Le Bauhaus reconnaît la portée de l’objet. Marcel Breuer, en collaboration avec Gebrüder Thonet, imagine la chaise B32 Cesca : tubes d’acier, lignes tendues, mais la filiation demeure. Mart Stam, Le Corbusier, tous puisent dans la leçon de Thonet : sobriété, fonctionnalité, production industrielle. La chaise bistrot inspire, infuse, irrigue tout le design moderne.
Pour mieux cerner cette influence multiple, voici quelques domaines où la n°14 rayonne :
- Symbole incontournable des bistrots et cafés parisiens
- Inspiratrice des artistes, des cinéastes et de la vie culturelle
- Point de départ du Bauhaus et des innovations du design industriel
La chaise Thonet n°14 n’a jamais disparu du paysage : elle incarne l’alliance de la tradition artisanale et de la modernité inventive.
Variantes, adaptations et présence contemporaine dans nos intérieurs
La saga Thonet ne s’arrête pas à la n°14. Dès la fin du XIXe siècle, d’autres modèles voient le jour.
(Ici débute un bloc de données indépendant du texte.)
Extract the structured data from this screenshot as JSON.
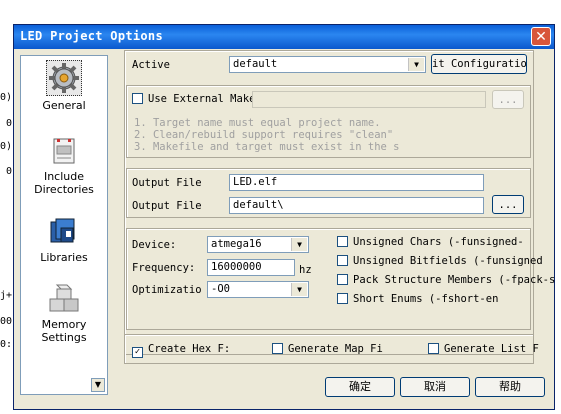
{
  "background": {
    "fragments": [
      "0)",
      "0'",
      "0)",
      "0'",
      "j+",
      "00",
      "0:"
    ]
  },
  "window": {
    "title": "LED Project Options",
    "close_glyph": "✕"
  },
  "sidebar": {
    "items": [
      {
        "label": "General",
        "icon": "gear-icon"
      },
      {
        "label": "Include\nDirectories",
        "icon": "folder-icon"
      },
      {
        "label": "Libraries",
        "icon": "books-icon"
      },
      {
        "label": "Memory\nSettings",
        "icon": "cubes-icon"
      }
    ],
    "scroll_glyph": "▼"
  },
  "general": {
    "active_label": "Active",
    "active_value": "default",
    "edit_config_label": "it Configuratio",
    "use_external_makefile_label": "Use External Makef",
    "browse_label": "...",
    "hints": [
      "1. Target name must equal project name.",
      "2. Clean/rebuild support requires \"clean\"",
      "3. Makefile and target must exist in the s"
    ],
    "output_file_label": "Output File",
    "output_file_value": "LED.elf",
    "output_dir_label": "Output File",
    "output_dir_value": "default\\",
    "output_dir_browse": "...",
    "device_label": "Device:",
    "device_value": "atmega16",
    "frequency_label": "Frequency:",
    "frequency_value": "16000000",
    "frequency_unit": "hz",
    "optimization_label": "Optimizatio",
    "optimization_value": "-O0",
    "options": [
      {
        "label": "Unsigned Chars (-funsigned-",
        "checked": false
      },
      {
        "label": "Unsigned Bitfields (-funsigned",
        "checked": false
      },
      {
        "label": "Pack Structure Members (-fpack-s",
        "checked": false
      },
      {
        "label": "Short Enums (-fshort-en",
        "checked": false
      }
    ],
    "create_hex_label": "Create Hex F:",
    "generate_map_label": "Generate Map Fi",
    "generate_list_label": "Generate List F"
  },
  "buttons": {
    "ok": "确定",
    "cancel": "取消",
    "help": "帮助"
  },
  "colors": {
    "titlebar": "#0b58cd",
    "dialog": "#ece9d8",
    "close": "#d8563b"
  }
}
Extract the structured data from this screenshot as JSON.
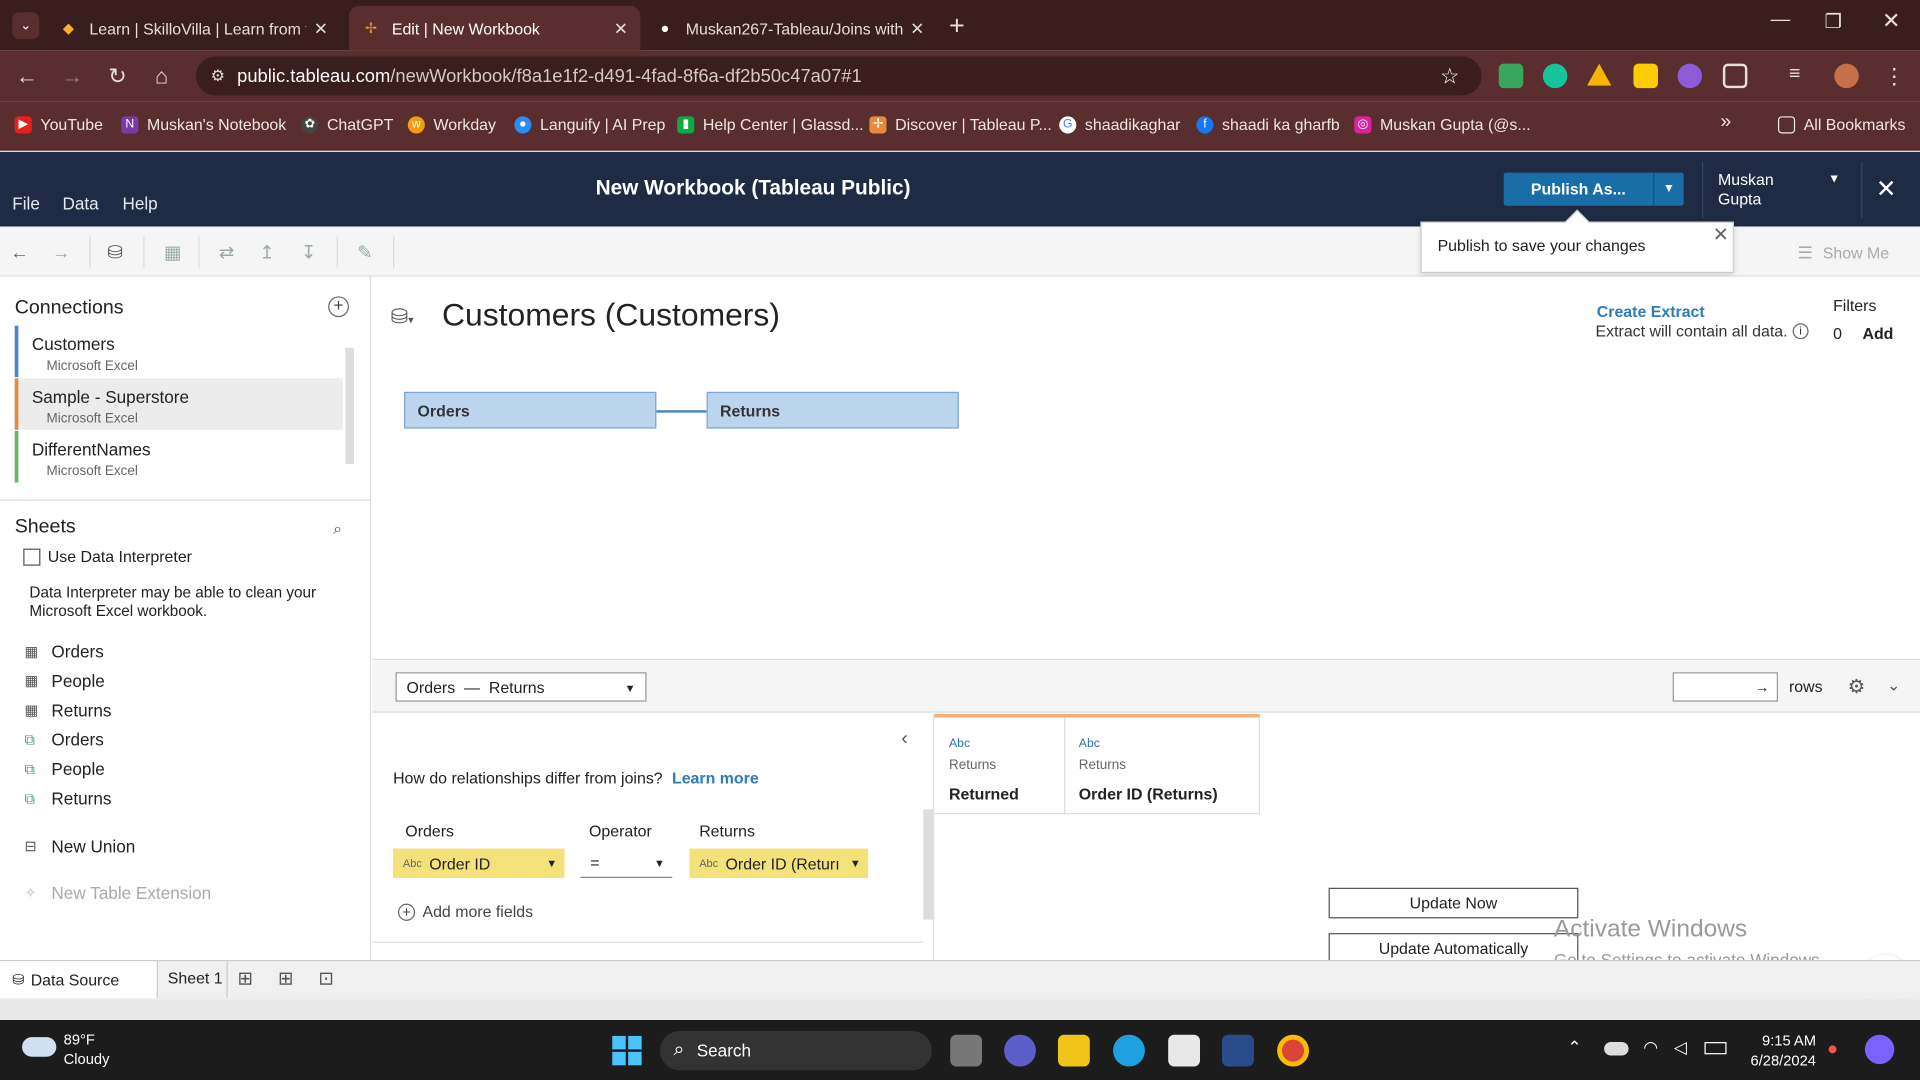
{
  "browser": {
    "tabs": [
      {
        "title": "Learn | SkilloVilla | Learn from tl"
      },
      {
        "title": "Edit | New Workbook"
      },
      {
        "title": "Muskan267-Tableau/Joins with"
      }
    ],
    "new_tab": "+",
    "url_domain": "public.tableau.com",
    "url_path": "/newWorkbook/f8a1e1f2-d491-4fad-8f6a-df2b50c47a07#1",
    "bookmarks": [
      "YouTube",
      "Muskan's Notebook",
      "ChatGPT",
      "Workday",
      "Languify | AI Prep",
      "Help Center | Glassd...",
      "Discover | Tableau P...",
      "shaadikaghar",
      "shaadi ka gharfb",
      "Muskan Gupta (@s..."
    ],
    "more_bookmarks": "»",
    "all_bookmarks": "All Bookmarks"
  },
  "app": {
    "menu": [
      "File",
      "Data",
      "Help"
    ],
    "title": "New Workbook (Tableau Public)",
    "publish_label": "Publish As...",
    "user_first": "Muskan",
    "user_last": "Gupta",
    "tooltip": "Publish to save your changes",
    "show_me": "Show Me"
  },
  "left": {
    "connections_title": "Connections",
    "connections": [
      {
        "name": "Customers",
        "source": "Microsoft Excel"
      },
      {
        "name": "Sample - Superstore",
        "source": "Microsoft Excel"
      },
      {
        "name": "DifferentNames",
        "source": "Microsoft Excel"
      }
    ],
    "sheets_title": "Sheets",
    "use_interpreter": "Use Data Interpreter",
    "interpreter_note": "Data Interpreter may be able to clean your Microsoft Excel workbook.",
    "sheets": [
      "Orders",
      "People",
      "Returns",
      "Orders",
      "People",
      "Returns"
    ],
    "new_union": "New Union",
    "new_table_extension": "New Table Extension"
  },
  "canvas": {
    "title": "Customers (Customers)",
    "create_extract": "Create Extract",
    "extract_note": "Extract will contain all data.",
    "filters_title": "Filters",
    "filters_count": "0",
    "filters_add": "Add",
    "tables": [
      "Orders",
      "Returns"
    ]
  },
  "bottom": {
    "join_left": "Orders",
    "join_dash": "—",
    "join_right": "Returns",
    "rows_label": "rows",
    "rel_question": "How do relationships differ from joins?",
    "learn_more": "Learn more",
    "col_left": "Orders",
    "col_op": "Operator",
    "col_right": "Returns",
    "left_field": "Order ID",
    "operator": "=",
    "right_field": "Order ID (Returı",
    "abc": "Abc",
    "add_more": "Add more fields",
    "grid_cols": [
      {
        "type": "Abc",
        "source": "Returns",
        "name": "Returned"
      },
      {
        "type": "Abc",
        "source": "Returns",
        "name": "Order ID (Returns)"
      }
    ],
    "update_now": "Update Now",
    "update_auto": "Update Automatically"
  },
  "sheetbar": {
    "data_source": "Data Source",
    "sheet1": "Sheet 1"
  },
  "watermark": {
    "line1": "Activate Windows",
    "line2": "Go to Settings to activate Windows."
  },
  "taskbar": {
    "temp": "89°F",
    "weather": "Cloudy",
    "search": "Search",
    "time": "9:15 AM",
    "date": "6/28/2024"
  }
}
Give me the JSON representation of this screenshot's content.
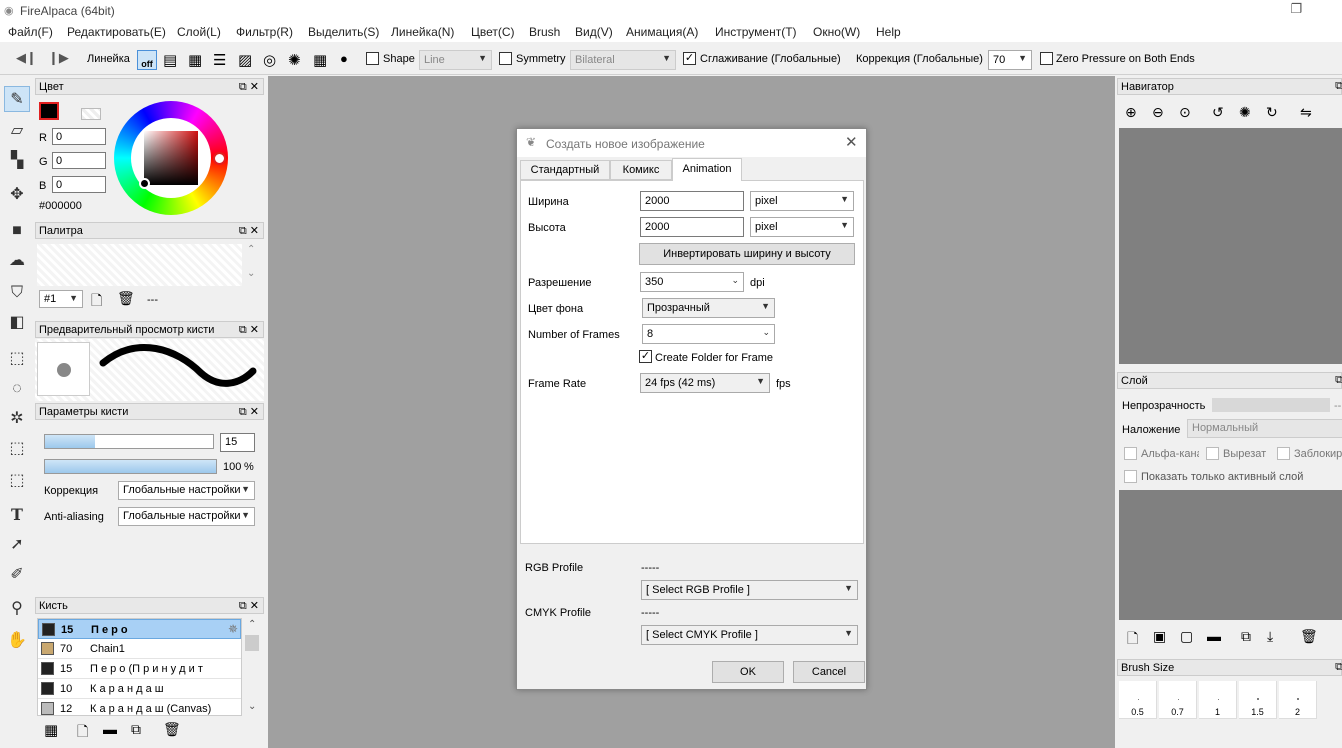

La n°18, avec son dossier revisité, conquiert les cafés de Vienne. Les modèles n°214 et n°215 prolongent la tradition du cintrage du bois, chacun apportant sa nuance. Le tabouret n°214H, pensé pour les bars et les cuisines ouvertes, inscrit la famille Thonet dans la vie quotidienne d’aujourd’hui.
La marque Ton, héritière directe de Gebrüder Thonet, perpétue la fabrication dans l’usine historique. Chaque chaise qui en sort revendique le même savoir-faire depuis plus de 160 ans. D’autres fabricants, de Baumann à Recollection, offrent leur propre version : bois plein, cannage, assise tapissée, finitions personnalisées. La chaise bistrot s’invite aussi bien dans les appartements haussmanniens que dans les lofts épurés.
Le marché de l’occasion, quant à lui, reste dynamique. Sur Interencheres, lors des ventes orchestrées par Boisseau-Pomez ou Eric Beghin à Pont-Audemer, les collectionneurs traquent la signature, scrutent la visserie, s’attachent aux détails d’origine. La chaise Thonet, authentique ou rééditée, continue de séduire, de traverser les modes et de structurer nos espaces.
Au fond, la chaise Thonet n’a rien perdu de sa pertinence. Dans les restaurants, les galeries, autour des tables familiales, elle affirme une modernité qui ne s’essouffle jamais, fidèle à l’intelligence du geste artisanal de Michael Thonet. La preuve vivante qu’un design juste n’a pas d’âge, mais une histoire à raconter, assise après assise.